Here we also present an automated protocol that employs the ATNB map to classify each NAIS in the corresponding arterial territories by providing a 3D image of the neonatal brain and the segmented lesion. This application may be useful for researchers, as well as for clinicians and radiologists, as it speeds up the classification process while procuring an unbiased approach. Moreover, it may be considered as the final step of a potentially fully automated procedure aiming to recognize and classify neonatal strokes as soon as MRI data have been acquired. The first step in this procedure would involve automatic segmentation of the stroke, toward which end there are projects currently underway.22 Ideally, in the near future these two steps may be joined together in a single application to allow for a fast, accurate, and unbiased diagnostic procedure.

The present study has some limitations that must be pointed out. First, the smaller brain vessels of the neonates are often difficult to visualize with MRA. Despite this, we employed a 3 T scanner that enables to identify the vascular tree of the brain more accurately than other scanners with smaller magnetic field strength, which in turn allowed us to delineate the volumetric extension of the arterial territories quite precisely. Second, we did not take into account the potential variability of the anatomical distribution of the arterial territories from one neonate to another.
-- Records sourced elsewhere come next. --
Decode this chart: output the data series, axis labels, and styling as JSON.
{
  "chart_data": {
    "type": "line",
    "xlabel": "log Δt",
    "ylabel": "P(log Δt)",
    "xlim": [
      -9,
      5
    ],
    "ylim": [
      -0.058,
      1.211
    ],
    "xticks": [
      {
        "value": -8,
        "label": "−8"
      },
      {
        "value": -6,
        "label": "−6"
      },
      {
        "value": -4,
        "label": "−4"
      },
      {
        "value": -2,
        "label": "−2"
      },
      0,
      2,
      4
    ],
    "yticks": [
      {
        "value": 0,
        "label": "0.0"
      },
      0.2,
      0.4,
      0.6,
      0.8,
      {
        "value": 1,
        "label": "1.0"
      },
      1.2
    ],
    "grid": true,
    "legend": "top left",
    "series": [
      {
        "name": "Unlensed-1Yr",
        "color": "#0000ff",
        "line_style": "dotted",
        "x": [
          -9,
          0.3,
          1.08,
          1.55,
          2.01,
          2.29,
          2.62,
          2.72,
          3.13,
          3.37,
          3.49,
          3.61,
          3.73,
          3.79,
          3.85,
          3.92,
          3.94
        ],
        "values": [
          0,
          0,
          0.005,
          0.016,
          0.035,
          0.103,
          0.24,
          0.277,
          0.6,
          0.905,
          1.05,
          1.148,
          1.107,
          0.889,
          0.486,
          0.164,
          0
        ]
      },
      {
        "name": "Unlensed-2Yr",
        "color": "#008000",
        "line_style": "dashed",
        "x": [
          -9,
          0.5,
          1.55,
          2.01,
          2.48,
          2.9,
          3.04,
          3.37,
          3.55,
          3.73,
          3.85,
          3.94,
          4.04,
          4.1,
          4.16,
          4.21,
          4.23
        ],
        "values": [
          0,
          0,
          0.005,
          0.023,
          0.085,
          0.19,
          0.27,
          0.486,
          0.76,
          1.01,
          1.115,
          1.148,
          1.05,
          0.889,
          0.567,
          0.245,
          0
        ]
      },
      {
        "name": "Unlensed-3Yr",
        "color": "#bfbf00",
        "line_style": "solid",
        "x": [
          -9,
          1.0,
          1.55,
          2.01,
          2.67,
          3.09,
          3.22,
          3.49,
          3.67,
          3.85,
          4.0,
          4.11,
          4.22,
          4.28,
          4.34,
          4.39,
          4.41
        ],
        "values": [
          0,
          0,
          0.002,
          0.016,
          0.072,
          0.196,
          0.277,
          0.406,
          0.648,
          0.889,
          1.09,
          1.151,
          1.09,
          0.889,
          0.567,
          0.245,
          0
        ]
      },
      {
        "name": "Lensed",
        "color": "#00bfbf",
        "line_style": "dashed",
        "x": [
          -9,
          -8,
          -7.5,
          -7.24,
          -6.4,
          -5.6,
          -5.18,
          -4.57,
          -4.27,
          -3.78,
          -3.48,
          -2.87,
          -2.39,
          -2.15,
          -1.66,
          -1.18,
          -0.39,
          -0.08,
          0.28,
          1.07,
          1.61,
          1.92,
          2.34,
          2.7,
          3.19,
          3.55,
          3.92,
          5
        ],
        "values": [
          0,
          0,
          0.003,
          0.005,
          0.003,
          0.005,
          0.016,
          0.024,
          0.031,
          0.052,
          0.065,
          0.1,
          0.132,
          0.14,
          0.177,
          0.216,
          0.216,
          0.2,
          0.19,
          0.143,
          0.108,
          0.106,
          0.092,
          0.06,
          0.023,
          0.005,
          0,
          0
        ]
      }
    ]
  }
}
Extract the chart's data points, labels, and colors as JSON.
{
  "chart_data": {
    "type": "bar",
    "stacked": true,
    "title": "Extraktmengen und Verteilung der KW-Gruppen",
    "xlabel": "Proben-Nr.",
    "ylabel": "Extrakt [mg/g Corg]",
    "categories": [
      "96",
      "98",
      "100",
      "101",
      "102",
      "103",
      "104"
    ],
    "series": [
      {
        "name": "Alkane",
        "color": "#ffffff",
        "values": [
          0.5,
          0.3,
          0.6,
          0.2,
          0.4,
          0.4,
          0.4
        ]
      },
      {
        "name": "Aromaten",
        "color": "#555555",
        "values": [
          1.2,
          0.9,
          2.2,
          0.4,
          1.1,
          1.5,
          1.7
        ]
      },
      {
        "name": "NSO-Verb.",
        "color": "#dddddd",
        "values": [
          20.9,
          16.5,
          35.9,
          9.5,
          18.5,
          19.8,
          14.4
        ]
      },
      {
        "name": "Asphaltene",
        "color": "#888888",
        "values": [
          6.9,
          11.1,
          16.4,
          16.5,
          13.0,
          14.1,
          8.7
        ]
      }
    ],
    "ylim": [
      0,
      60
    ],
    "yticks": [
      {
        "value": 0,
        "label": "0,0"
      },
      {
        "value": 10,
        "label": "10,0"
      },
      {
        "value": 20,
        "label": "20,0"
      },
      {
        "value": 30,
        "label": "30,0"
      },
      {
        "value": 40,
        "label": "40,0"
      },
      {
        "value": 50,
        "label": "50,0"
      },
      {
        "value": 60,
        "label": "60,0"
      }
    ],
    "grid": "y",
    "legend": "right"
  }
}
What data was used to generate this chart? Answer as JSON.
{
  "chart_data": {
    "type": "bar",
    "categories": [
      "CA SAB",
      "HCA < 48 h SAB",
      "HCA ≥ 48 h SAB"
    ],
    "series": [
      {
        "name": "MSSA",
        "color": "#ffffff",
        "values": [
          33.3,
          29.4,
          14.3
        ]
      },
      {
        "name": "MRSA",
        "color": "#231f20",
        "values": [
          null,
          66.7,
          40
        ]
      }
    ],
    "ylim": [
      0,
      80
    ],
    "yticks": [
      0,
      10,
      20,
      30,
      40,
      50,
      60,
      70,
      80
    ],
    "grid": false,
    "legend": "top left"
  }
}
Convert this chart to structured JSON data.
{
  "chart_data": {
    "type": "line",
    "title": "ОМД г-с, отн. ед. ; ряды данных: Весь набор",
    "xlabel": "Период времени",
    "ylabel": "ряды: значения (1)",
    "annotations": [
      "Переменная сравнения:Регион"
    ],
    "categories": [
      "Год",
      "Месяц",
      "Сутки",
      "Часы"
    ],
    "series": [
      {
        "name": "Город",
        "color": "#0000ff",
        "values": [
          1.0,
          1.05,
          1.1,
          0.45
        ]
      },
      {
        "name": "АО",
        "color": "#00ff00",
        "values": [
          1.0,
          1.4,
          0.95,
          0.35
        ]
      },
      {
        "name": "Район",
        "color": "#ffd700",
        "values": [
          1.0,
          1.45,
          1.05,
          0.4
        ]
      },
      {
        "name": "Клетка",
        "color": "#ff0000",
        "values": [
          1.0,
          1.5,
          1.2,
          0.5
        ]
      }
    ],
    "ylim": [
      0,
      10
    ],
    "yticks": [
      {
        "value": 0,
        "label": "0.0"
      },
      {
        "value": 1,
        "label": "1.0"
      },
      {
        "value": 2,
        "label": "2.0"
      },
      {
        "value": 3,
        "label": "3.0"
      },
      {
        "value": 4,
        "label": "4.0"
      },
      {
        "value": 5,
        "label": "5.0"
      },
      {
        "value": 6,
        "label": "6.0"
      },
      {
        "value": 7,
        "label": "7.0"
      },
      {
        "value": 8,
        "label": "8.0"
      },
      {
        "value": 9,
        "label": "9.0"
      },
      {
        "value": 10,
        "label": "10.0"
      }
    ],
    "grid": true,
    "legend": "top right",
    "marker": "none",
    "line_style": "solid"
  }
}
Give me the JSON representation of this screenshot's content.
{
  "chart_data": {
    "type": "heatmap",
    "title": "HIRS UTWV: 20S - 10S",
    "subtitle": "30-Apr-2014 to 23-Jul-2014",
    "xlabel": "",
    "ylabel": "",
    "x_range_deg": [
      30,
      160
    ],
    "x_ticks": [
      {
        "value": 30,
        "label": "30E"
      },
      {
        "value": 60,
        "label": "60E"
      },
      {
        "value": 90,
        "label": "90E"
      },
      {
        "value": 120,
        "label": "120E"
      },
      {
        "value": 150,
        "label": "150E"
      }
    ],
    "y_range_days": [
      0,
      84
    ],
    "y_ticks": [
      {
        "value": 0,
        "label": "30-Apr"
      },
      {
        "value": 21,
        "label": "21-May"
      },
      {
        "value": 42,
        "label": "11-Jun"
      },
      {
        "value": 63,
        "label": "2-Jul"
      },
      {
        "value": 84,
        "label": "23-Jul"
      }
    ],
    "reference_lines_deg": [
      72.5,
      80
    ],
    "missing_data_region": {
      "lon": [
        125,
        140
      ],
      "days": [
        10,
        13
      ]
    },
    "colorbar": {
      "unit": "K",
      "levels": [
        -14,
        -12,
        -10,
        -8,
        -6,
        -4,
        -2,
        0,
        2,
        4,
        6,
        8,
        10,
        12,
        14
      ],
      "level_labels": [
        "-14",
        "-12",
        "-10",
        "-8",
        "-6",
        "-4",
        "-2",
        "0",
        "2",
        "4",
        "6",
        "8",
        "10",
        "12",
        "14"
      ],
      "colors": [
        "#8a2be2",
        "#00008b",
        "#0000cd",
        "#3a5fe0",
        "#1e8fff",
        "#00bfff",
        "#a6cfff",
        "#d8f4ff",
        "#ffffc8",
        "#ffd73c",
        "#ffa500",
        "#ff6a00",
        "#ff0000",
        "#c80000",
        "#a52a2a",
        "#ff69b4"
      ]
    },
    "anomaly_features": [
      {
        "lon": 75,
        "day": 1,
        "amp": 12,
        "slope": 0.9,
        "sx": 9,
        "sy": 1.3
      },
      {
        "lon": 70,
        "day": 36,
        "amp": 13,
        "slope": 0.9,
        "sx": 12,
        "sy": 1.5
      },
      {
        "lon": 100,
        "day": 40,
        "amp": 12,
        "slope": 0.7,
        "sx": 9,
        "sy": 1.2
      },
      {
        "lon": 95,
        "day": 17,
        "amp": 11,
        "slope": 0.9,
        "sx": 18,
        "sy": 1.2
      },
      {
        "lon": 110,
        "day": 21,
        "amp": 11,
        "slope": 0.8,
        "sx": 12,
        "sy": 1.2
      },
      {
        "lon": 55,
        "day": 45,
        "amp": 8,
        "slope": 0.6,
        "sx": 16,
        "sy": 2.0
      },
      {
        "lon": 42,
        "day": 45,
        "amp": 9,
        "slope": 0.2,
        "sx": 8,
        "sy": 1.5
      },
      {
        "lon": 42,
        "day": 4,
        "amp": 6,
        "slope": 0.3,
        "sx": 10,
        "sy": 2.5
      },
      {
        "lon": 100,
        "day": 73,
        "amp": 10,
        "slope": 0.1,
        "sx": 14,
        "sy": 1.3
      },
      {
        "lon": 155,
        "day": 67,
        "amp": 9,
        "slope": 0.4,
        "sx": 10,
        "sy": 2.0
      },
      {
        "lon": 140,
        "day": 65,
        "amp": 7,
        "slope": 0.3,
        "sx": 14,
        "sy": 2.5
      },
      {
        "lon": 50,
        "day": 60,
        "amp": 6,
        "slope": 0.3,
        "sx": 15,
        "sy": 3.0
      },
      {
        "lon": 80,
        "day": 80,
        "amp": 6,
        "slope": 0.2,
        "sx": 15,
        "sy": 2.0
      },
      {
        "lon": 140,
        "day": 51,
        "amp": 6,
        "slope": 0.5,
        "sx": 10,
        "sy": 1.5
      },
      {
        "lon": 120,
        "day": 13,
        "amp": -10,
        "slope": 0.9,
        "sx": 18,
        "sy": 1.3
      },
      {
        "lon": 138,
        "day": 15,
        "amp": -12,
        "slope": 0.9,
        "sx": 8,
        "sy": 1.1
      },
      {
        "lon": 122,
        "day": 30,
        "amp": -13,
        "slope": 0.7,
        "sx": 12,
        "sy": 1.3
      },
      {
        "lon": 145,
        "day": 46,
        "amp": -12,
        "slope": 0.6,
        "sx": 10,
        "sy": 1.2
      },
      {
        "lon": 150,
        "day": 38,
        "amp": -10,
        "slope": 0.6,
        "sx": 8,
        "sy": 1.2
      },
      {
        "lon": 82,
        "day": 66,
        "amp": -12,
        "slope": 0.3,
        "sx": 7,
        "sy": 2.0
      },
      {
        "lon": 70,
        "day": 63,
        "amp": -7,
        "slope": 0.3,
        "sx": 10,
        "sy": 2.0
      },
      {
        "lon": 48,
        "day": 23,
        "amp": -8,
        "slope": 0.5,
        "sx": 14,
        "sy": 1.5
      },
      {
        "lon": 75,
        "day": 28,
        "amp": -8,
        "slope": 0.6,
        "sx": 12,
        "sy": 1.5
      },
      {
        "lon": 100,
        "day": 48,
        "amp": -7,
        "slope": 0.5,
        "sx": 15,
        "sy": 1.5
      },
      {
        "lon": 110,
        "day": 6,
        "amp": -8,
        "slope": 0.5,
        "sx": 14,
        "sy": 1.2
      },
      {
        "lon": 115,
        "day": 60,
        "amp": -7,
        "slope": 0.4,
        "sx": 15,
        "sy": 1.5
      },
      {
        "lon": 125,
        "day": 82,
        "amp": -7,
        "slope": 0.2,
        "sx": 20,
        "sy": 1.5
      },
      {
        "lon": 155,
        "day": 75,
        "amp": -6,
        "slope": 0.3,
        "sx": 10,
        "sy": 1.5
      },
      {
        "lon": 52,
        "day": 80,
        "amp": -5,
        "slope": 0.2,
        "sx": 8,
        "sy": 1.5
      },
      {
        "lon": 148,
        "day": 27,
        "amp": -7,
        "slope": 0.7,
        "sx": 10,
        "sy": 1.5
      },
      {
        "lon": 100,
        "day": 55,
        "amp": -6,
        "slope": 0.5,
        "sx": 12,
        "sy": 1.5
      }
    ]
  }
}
Future versions of this map could include different templates to account for the most common variants of vascular distribution, as well as the representation of essential anatomical structures frequently affected by neonatal strokes. Moreover, the precise location of the NAIS with the ATNB map, along with recent imaging technologies measuring white matter integrity and connectivity, may provide additional information on the development of cerebral functions after the stroke. Since this is the first map of arterial territories of the neonatal brain, it should be tested with larger samples in order to further assess its accuracy and perhaps slightly redefine its boundaries, if necessary, in a later version. Additional research on different age groups may also be of interest in order to explore how the arterial territories evolve throughout life.

Summary

This is the first 3D map of arterial territories of the neonatal brain. It has been proven to be useful in research and may be of clinical value as well, since it facilitates identification of the arterial territories affected by a neonatal stroke, which is of great importance when predicting the neurological outcome of the newborn. This map could be useful to distinguish an ischemic arterial stroke from infarctions in watershed areas and venous infarctions.